La distinción entre fase consultiva y fase deliberativa resulta esencial para comprender la función de un comité sinodal.
Fase consultiva
La fase consultiva reúne la escucha, la recogida de experiencias, el análisis de la realidad, el diálogo, la oración y el discernimiento. En esta fase, el comité puede organizar encuentros y facilitar que diferentes sectores de la Iglesia expresen sus preocupaciones, esperanzas y propuestas.
La consulta sinodal posee una dimensión eclesial propia. No equivale a un sondeo de opinión ni a una encuesta política. La comunidad cristiana escucha la Palabra de Dios, discierne los signos de los tiempos y busca orientar la acción pastoral conforme al Evangelio. La Comisión Teológica Internacional describe este proceso como una dinámica comunitaria de oración, escucha, análisis, diálogo, discernimiento y consejo para las decisiones pastorales.
El comité puede emitir conclusiones, propuestas o recomendaciones. Su voto, cuando existe, tiene normalmente carácter consultivo, salvo que una norma legítima determine otra cosa. El carácter consultivo no convierte la aportación en irrelevante: los pastores deben escuchar atentamente los deseos y pareceres de los fieles, y el derecho puede exigir la consulta previa en determinadas materias.
Fase deliberativa
La fase deliberativa corresponde al momento en que la autoridad competente estudia las propuestas y adopta una decisión. La potestad decisoria pertenece al obispo diocesano en su diócesis, a la autoridad competente en otros niveles eclesiales y al Romano Pontífice en el ámbito de su misión universal.

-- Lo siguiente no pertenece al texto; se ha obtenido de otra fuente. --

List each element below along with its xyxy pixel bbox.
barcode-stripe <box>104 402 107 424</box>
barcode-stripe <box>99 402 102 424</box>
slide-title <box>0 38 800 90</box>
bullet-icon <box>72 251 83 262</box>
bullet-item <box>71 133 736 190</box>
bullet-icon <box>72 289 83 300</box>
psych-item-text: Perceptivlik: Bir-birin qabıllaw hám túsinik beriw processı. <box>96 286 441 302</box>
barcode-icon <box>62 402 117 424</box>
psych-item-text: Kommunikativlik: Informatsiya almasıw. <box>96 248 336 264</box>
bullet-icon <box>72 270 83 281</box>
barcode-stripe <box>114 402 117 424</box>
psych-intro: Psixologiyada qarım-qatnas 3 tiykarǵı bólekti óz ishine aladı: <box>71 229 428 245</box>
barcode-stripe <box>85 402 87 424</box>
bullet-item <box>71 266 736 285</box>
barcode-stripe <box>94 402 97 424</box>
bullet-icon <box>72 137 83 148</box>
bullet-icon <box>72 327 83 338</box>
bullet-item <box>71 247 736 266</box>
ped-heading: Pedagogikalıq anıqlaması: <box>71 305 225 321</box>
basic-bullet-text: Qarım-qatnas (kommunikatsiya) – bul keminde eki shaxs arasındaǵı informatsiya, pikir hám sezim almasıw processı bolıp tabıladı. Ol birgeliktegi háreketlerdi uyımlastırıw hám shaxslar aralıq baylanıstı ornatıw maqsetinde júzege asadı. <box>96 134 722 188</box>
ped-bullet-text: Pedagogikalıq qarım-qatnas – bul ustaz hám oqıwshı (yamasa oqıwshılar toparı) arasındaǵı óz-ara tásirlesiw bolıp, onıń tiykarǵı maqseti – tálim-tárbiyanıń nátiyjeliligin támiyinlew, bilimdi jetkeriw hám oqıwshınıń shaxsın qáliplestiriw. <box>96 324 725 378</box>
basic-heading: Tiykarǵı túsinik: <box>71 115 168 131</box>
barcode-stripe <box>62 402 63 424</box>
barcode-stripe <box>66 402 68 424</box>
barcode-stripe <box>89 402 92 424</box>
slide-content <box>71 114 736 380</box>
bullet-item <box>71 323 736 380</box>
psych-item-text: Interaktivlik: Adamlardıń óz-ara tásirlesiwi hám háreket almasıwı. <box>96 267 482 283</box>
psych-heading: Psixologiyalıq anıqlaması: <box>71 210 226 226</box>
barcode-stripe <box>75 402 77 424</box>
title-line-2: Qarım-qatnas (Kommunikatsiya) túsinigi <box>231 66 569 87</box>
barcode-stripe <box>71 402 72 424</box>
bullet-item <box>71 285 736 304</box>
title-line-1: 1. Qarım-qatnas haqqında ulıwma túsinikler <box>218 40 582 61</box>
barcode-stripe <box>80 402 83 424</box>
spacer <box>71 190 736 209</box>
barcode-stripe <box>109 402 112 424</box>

La participación de los fieles puede influir de forma real en el contenido de una decisión, pero no altera por sí sola la estructura jerárquica de la Iglesia. La autoridad del obispo, del Colegio de los Obispos y del obispo de Roma en la toma de decisiones permanece fundada en la estructura jerárquica establecida por Cristo.
El comité sinodal no puede presentar sus propias conclusiones como normas vinculantes para toda la Iglesia, para una diócesis o para una comunidad si la autoridad competente no las ha aprobado y promulgado conforme al derecho.
La potestad del Romano Pontífice
El Sínodo de los Obispos presta ayuda al Romano Pontífice en cuestiones de importancia para el bien de la Iglesia universal. El Papa puede determinar el procedimiento, el tema, la composición y el alcance de una asamblea sinodal. La Secretaría General del Sínodo permanece a su disposición y prepara o ejecuta las asambleas según las funciones que la autoridad pontificia le encomienda.
Una asamblea del Sínodo de los Obispos puede recibir potestad deliberativa únicamente cuando el Romano Pontífice se la concede conforme al canon 343 del Código de Derecho Canónico. Incluso en ese supuesto, el documento final participa del Magisterio ordinario del sucesor de Pedro cuando el Papa lo ratifica y lo promulga.
Por consiguiente, la participación de personas con derecho a voto en una asamblea sinodal no permite concluir automáticamente que las decisiones posean fuerza normativa independiente. La autoridad pontificia conserva su competencia propia, y el alcance jurídico y magisterial de cada documento depende de la aprobación, ratificación o promulgación correspondiente.